2010-01-22 / Top Stories

Emergency Medical Service Big Axes Volunteer Ambulances

By Howard Schwach

An ambulance from the Broad Channel Volunteer Fire Department responds to a snowy crash on Cross Bay Boulevard last December. An ambulance from the Broad Channel Volunteer Fire Department responds to a snowy crash on Cross Bay Boulevard last December. “Volunteer ambulances are no longer needed,” an unnamed high-ranking Emergency Medical Service chief recently told his subordinates in an email, published reports say.

The e-mail memo, issued last month, effectively boots 35 community-run ambulance corps from the EMS computer system, cutting them off from vital information that could save lives, experts say.

Among the 35 ambulance corps affected by the memo are the Broad Channel Volunteers and three volunteer units in Breezy Point.

Broad Channel resident Ed O’Hare, who is the president of the community’s volunteer fire department, says that he doesn’t understand the attitude of the EMS chiefs who made the decision.

“The city needs us, because we’re often the first response to a medical emergency,” O’Hare said. “We’re here only to save lives, and now the city says it doesn’t need us. That doesn’t make any sense.”

O’Hare said that the city EMS recently reached out to all of the volunteer ambulance corps to see what they each had available in case of a swine flu epidemic.

“They could have needed us then. What’s changed?” O’Hare asked.

“We have the same state certification as the EMS workers, do the same training, take the same classes. Now, they are shutting us out and somebody is going to die waiting for an EMS ambulance.”

Congressman Anthony Weiner issued a stern warning to city EMS officials.

“I understand the need to cut costs in a tough financial climate, but the city needs to find other ways to save money,” Weiner said. “The FDNY’s decision to cut 35 vital community-run ambulance companies from the city’s 911 emergency response system will put thousands of New Yorkers’ lives in jeopardy. Volunteer companies were some of the first to respond to 9/11 and to the crash site of American Airlines Flight 587. This is a service that New Yorkers can’t afford to lose.”
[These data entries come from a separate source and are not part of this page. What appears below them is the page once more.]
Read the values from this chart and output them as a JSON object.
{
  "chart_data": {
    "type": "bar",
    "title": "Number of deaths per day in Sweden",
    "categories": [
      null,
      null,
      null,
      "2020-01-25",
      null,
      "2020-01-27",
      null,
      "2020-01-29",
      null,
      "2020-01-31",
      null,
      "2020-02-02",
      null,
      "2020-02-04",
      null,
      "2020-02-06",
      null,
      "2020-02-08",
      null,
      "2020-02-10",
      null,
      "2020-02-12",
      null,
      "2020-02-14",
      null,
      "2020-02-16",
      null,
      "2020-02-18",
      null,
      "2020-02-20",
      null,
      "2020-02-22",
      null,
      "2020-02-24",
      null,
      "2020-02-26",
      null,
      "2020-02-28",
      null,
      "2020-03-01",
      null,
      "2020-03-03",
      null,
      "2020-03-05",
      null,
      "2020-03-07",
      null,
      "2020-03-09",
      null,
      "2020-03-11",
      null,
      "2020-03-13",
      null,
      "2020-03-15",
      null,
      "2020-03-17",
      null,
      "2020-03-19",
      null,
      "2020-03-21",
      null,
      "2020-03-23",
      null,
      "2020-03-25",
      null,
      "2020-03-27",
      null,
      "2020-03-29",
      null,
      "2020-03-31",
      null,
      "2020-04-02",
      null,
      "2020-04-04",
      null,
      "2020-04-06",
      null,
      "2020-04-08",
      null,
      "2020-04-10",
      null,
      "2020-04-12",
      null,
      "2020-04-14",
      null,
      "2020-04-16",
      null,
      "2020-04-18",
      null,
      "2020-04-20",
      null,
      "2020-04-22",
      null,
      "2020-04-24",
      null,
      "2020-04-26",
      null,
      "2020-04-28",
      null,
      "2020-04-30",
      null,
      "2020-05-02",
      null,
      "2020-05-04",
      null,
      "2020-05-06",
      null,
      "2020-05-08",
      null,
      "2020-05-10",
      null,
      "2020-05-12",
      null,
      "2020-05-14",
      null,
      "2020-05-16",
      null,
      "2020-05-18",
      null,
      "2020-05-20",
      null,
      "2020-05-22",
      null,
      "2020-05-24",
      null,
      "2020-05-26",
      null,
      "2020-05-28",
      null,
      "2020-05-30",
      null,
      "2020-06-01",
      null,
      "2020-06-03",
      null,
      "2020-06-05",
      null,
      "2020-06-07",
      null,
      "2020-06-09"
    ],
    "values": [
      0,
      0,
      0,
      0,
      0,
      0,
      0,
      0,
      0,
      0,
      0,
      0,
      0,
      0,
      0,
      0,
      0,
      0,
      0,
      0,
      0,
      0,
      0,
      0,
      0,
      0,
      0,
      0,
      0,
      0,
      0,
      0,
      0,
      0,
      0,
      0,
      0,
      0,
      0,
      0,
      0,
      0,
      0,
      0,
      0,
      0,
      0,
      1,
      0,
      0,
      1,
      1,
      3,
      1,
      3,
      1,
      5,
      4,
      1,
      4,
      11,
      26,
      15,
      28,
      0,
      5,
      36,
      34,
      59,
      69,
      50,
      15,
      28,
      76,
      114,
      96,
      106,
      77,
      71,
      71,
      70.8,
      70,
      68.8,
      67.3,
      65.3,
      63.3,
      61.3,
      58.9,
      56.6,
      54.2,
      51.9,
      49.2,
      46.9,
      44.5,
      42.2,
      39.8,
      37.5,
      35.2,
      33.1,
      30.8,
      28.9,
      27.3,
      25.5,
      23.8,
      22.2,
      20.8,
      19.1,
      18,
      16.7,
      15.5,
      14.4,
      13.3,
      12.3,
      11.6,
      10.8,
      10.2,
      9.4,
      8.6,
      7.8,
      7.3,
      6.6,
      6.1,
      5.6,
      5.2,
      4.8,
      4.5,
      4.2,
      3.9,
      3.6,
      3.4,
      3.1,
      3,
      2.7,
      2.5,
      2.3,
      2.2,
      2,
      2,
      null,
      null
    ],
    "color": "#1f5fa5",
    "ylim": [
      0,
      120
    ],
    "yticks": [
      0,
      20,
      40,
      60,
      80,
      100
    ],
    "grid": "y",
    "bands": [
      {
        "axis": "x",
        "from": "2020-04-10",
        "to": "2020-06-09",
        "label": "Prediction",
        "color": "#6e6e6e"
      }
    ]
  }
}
FDNY spokesperson Jim Long said that the department and volunteer units had collaborated in the past, but he claimed that volunteer units were never assigned calls through the CAD System that handles 911 emergencies.

Local volunteers say that it untrue.

“They call us all the time when they don’t have an ambulance available or when we’re much closer,” says a BCVFD volunteer firefighter. “Without us, Broad Channel would have very little first response capability, with the nearest firehouses and ambulances in Rockaway and in Howard Beach.

The EMS decision will soon become the subject of a City Council hearing, published reports say.